The Ministry of Internal Affairs, the Presidential Administration and the Russian Guard are deprived of official websites
The law came into force in 2010 "On ensuring access to information on the activities of state bodies and local governments", to which all these bodies were charged with the duty to have their own website, and not a simple one, but an official one.

I can illustrate the degree of readiness of officials at that time to implement the law with the following episode: in the summer of 2009, I had a chance to speak before a meeting of the chief informatization officers from all the municipalities of one far from backward region, casually mentioned the impending law, and the reaction of the hall was unanimous: what kind of law?!

So, with the advent of 2010, we decided to check who at least of the federal officials are aware of the requirements of the law, which of the federal authorities have official sites? It turned out that 88 out of 89 bodies simply have websites, but only 62 have official ones.

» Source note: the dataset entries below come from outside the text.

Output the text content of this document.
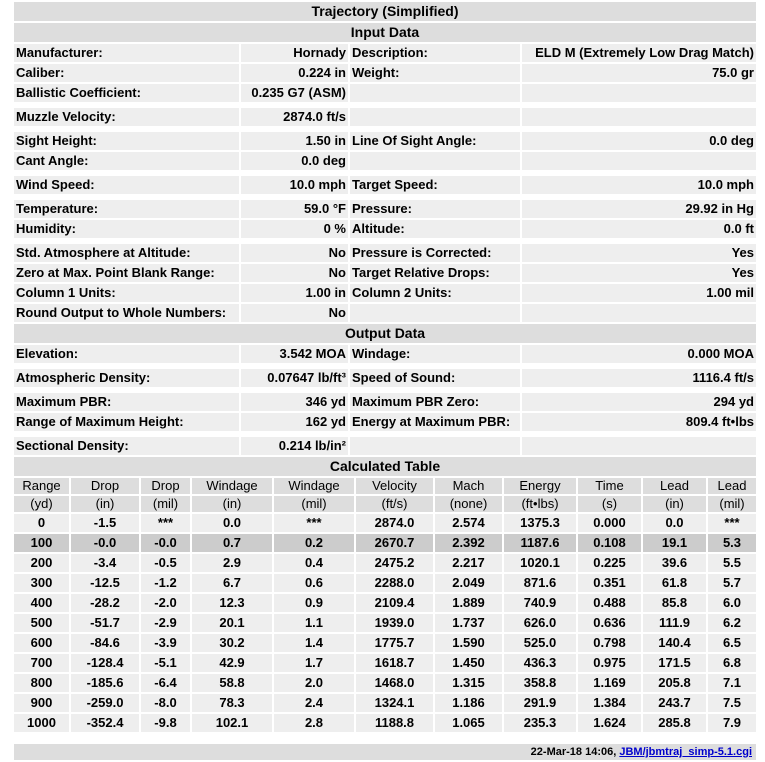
Trajectory (Simplified)			
Input Data			
Manufacturer:	Hornady	Description:	ELD M (Extremely Low Drag Match)
Caliber:	0.224 in	Weight:	75.0 gr
Ballistic Coefficient:	0.235 G7 (ASM)		

Muzzle Velocity:	2874.0 ft/s		

Sight Height:	1.50 in	Line Of Sight Angle:	0.0 deg
Cant Angle:	0.0 deg		

Wind Speed:	10.0 mph	Target Speed:	10.0 mph

Temperature:	59.0 °F	Pressure:	29.92 in Hg
Humidity:	0 %	Altitude:	0.0 ft

Std. Atmosphere at Altitude:	No	Pressure is Corrected:	Yes
Zero at Max. Point Blank Range:	No	Target Relative Drops:	Yes
Column 1 Units:	1.00 in	Column 2 Units:	1.00 mil
Round Output to Whole Numbers:	No		
Output Data			
Elevation:	3.542 MOA	Windage:	0.000 MOA

Atmospheric Density:	0.07647 lb/ft³	Speed of Sound:	1116.4 ft/s

Maximum PBR:	346 yd	Maximum PBR Zero:	294 yd
Range of Maximum Height:	162 yd	Energy at Maximum PBR:	809.4 ft•lbs

Sectional Density:	0.214 lb/in²		
Calculated Table										
Range	Drop	Drop	Windage	Windage	Velocity	Mach	Energy	Time	Lead	Lead
(yd)	(in)	(mil)	(in)	(mil)	(ft/s)	(none)	(ft•lbs)	(s)	(in)	(mil)
0	-1.5	***	0.0	***	2874.0	2.574	1375.3	0.000	0.0	***
100	-0.0	-0.0	0.7	0.2	2670.7	2.392	1187.6	0.108	19.1	5.3
200	-3.4	-0.5	2.9	0.4	2475.2	2.217	1020.1	0.225	39.6	5.5
300	-12.5	-1.2	6.7	0.6	2288.0	2.049	871.6	0.351	61.8	5.7
400	-28.2	-2.0	12.3	0.9	2109.4	1.889	740.9	0.488	85.8	6.0
500	-51.7	-2.9	20.1	1.1	1939.0	1.737	626.0	0.636	111.9	6.2
600	-84.6	-3.9	30.2	1.4	1775.7	1.590	525.0	0.798	140.4	6.5
700	-128.4	-5.1	42.9	1.7	1618.7	1.450	436.3	0.975	171.5	6.8
800	-185.6	-6.4	58.8	2.0	1468.0	1.315	358.8	1.169	205.8	7.1
900	-259.0	-8.0	78.3	2.4	1324.1	1.186	291.9	1.384	243.7	7.5
1000	-352.4	-9.8	102.1	2.8	1188.8	1.065	235.3	1.624	285.8	7.9
22-Mar-18 14:06, JBM/jbmtraj_simp-5.1.cgi
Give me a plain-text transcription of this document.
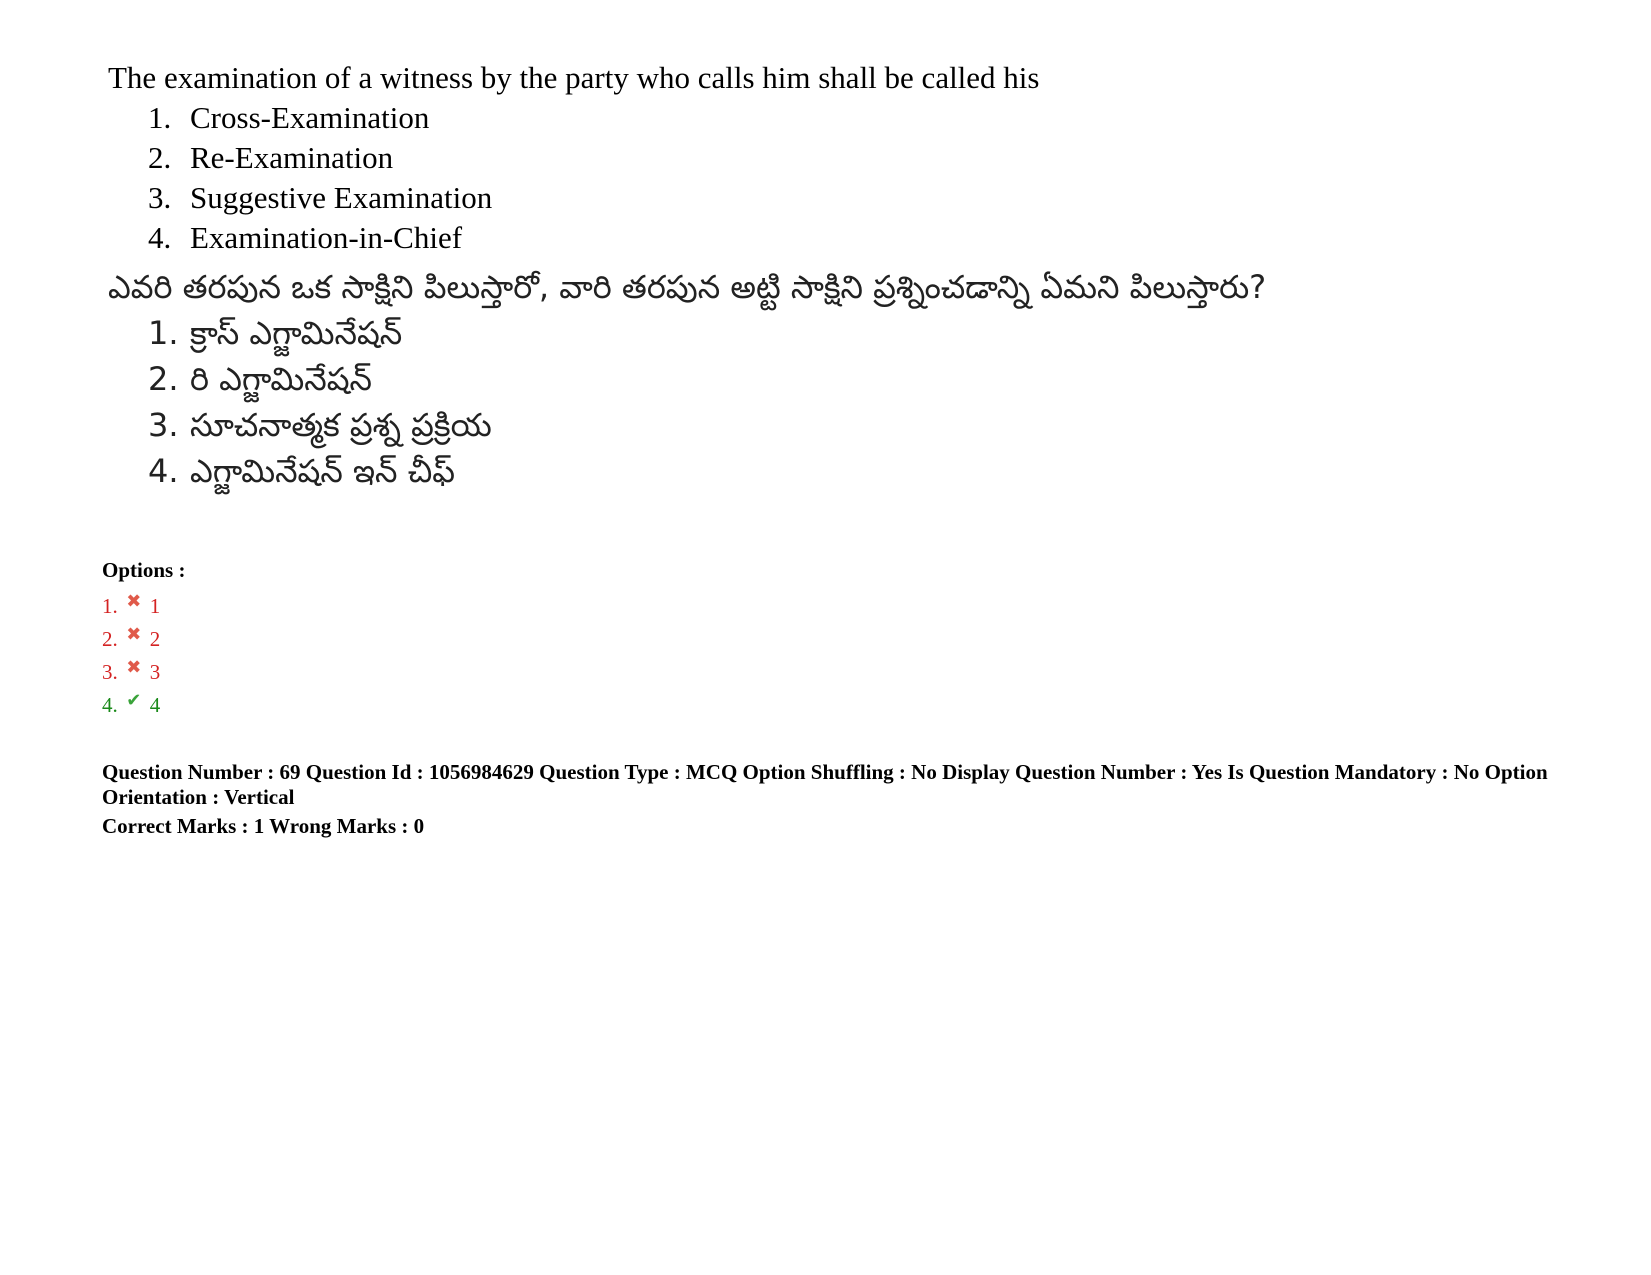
The examination of a witness by the party who calls him shall be called his

1. Cross-Examination
2. Re-Examination
3. Suggestive Examination
4. Examination-in-Chief

ఎవరి తరపున ఒక సాక్షిని పిలుస్తారో, వారి తరపున అట్టి సాక్షిని ప్రశ్నించడాన్ని ఏమని పిలుస్తారు?

1. క్రాస్ ఎగ్జామినేషన్
2. రి ఎగ్జామినేషన్
3. సూచనాత్మక ప్రశ్న ప్రక్రియ
4. ఎగ్జామినేషన్ ఇన్ చీఫ్
Options :
1. ✖ 1
2. ✖ 2
3. ✖ 3
4. ✔ 4

Question Number : 69 Question Id : 1056984629 Question Type : MCQ Option Shuffling : No Display Question Number : Yes Is Question Mandatory : No Option Orientation : Vertical

Correct Marks : 1 Wrong Marks : 0
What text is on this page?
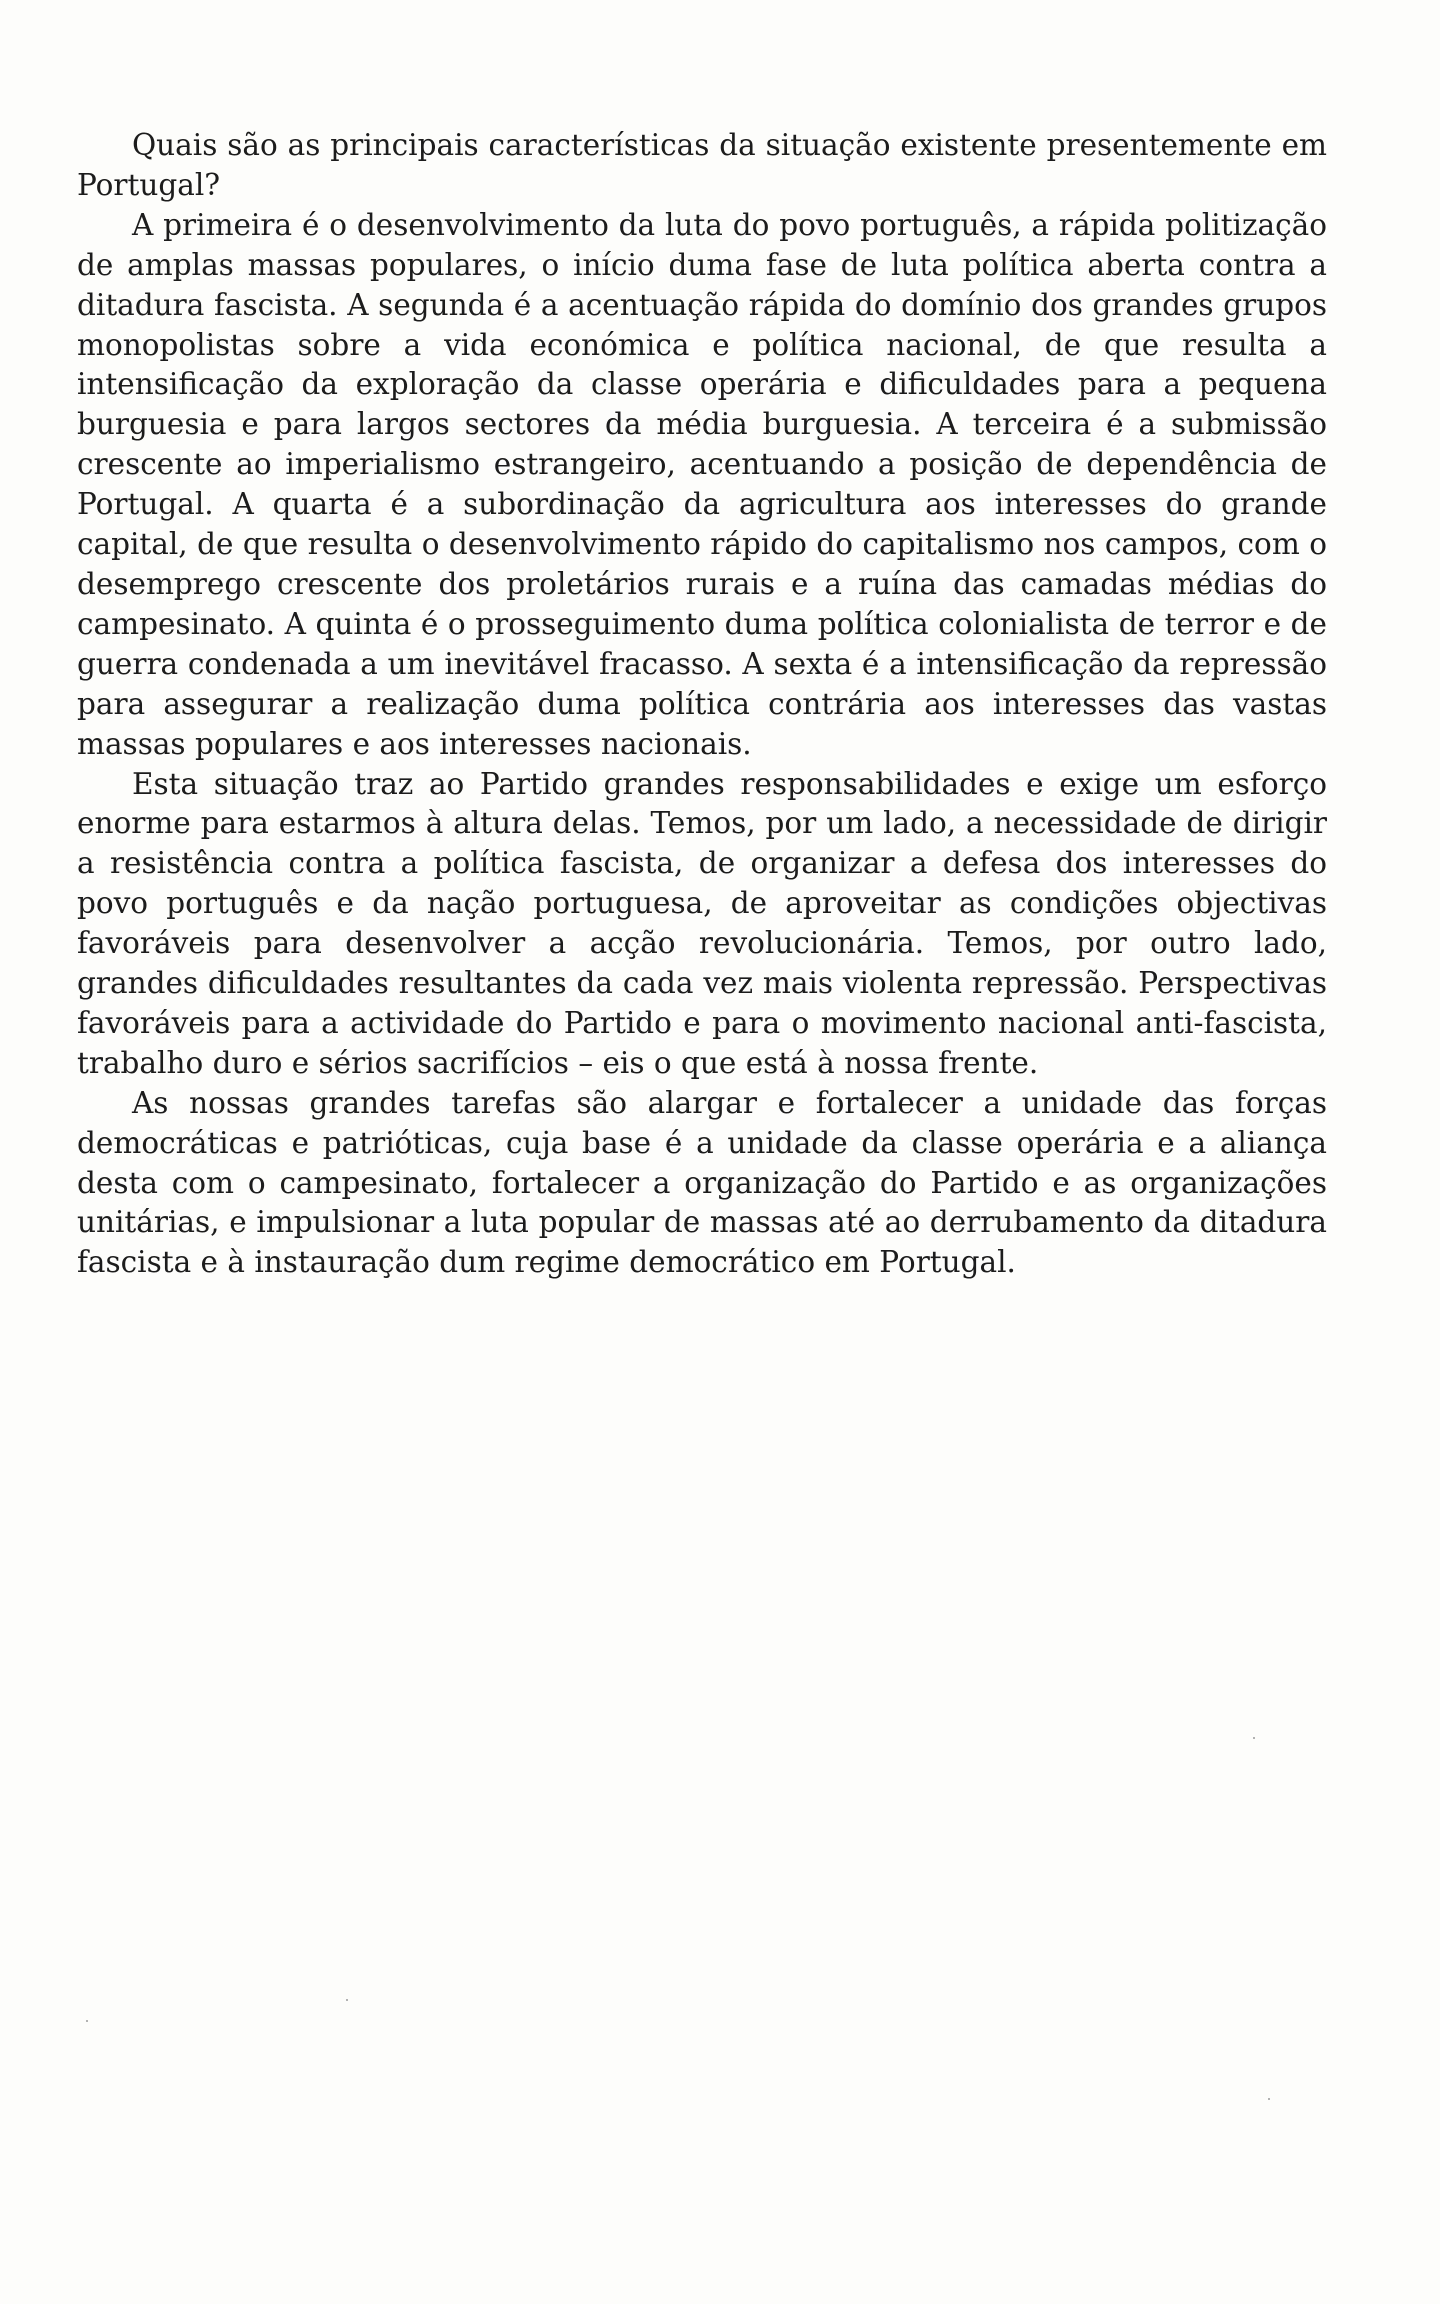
Quais são as principais características da situação existente presentemente em Portugal?

A primeira é o desenvolvimento da luta do povo português, a rápida politização de amplas massas populares, o início duma fase de luta política aberta contra a ditadura fascista. A segunda é a acentuação rápida do domínio dos grandes grupos monopolistas sobre a vida económica e política nacional, de que resulta a intensificação da exploração da classe operária e dificuldades para a pequena burguesia e para largos sectores da média burguesia. A terceira é a submissão crescente ao imperialismo estrangeiro, acentuando a posição de dependência de Portugal. A quarta é a subordinação da agricultura aos interesses do grande capital, de que resulta o desenvolvimento rápido do capitalismo nos campos, com o desemprego crescente dos proletários rurais e a ruína das camadas médias do campesinato. A quinta é o prosseguimento duma política colonialista de terror e de guerra condenada a um inevitável fracasso. A sexta é a intensificação da repressão para assegurar a realização duma política contrária aos interesses das vastas massas populares e aos interesses nacionais.

Esta situação traz ao Partido grandes responsabilidades e exige um esforço enorme para estarmos à altura delas. Temos, por um lado, a necessidade de dirigir a resistência contra a política fascista, de organizar a defesa dos interesses do povo português e da nação portuguesa, de aproveitar as condições objectivas favoráveis para desenvolver a acção revolucionária. Temos, por outro lado, grandes dificuldades resultantes da cada vez mais violenta repressão. Perspectivas favoráveis para a actividade do Partido e para o movimento nacional anti-fascista, trabalho duro e sérios sacrifícios – eis o que está à nossa frente.

As nossas grandes tarefas são alargar e fortalecer a unidade das forças democráticas e patrióticas, cuja base é a unidade da classe operária e a aliança desta com o campesinato, fortalecer a organização do Partido e as organizações unitárias, e impulsionar a luta popular de massas até ao derrubamento da ditadura fascista e à instauração dum regime democrático em Portugal.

What is the difference? And here's the thing: the law requires that the domain name of the official site be administered by a government agency or local government. Not necessarily the same one whose website, at least some village council, if only not a left-wing office, and even more so an individual, like a third of those surveyed.

Now readers may be tempted to reproach me with casuistry, but do not rush, let's consider this case: we have the right without SMS, registration and altercations with the duty officer file a police report remotelyThrough official Ministry of the Interior website. The application will be automatically registered, assigned to the KUSP, they will be obliged to start working on it ... But no, stop, they are not obliged: all regulatory legal acts on this matter operate with the concept of “official site”, and the website of the Ministry of Internal Affairs does not official. Where and to whom you filed an appeal - I don’t know where they got this KUSP - I don’t know, stomp your feet to the nearest police station and write a statement on paper there, and then seek to be accepted and registered as expected.

In general, they revealed this whole unsightly picture, published a report, a wave arose in the media, some journalists, out of some fright, declared that “The President’s website is not official”, although it just met the criteria of officiality, the departments realized it and began to officialize their websites, but not all of them ...

There was a long correspondence with the Prosecutor General's Office, which tried to blame its work on the Ministry of Telecom and Mass Communications, which rightly kicked back ... Along the way, a number of departments voiced their interpretation of the requirements of the law, which boils down to: we are so comfortable and do not sway. By the end of the year, out of 26 dodgers, 9 remained, and, frankly, we stopped monitoring the process. As it turned out, in vain ...

It's been 10 years we again checked the websites of government agencies for compliance with the criterion of officiality and - ta-da! - three of them have unofficial websites, and if the National Guard can still be understood: the department is new, the website is fresh, you can’t keep track of everything at once, then the Ministry of Internal Affairs is an honorary dodger with ten years of experience. And the Presidential Administration is a defector: 10 years ago they themselves administered the domain of their site, today for some reason they transferred this function to the subordinate Federal State Unitary Enterprise.

Again they wrote to the Prosecutor General's Office; I wonder who this time he will try to push his work, which is directly indicated in the law as the duty of the prosecutor's office ... But still, progress: 3 unofficial sites are no longer 26.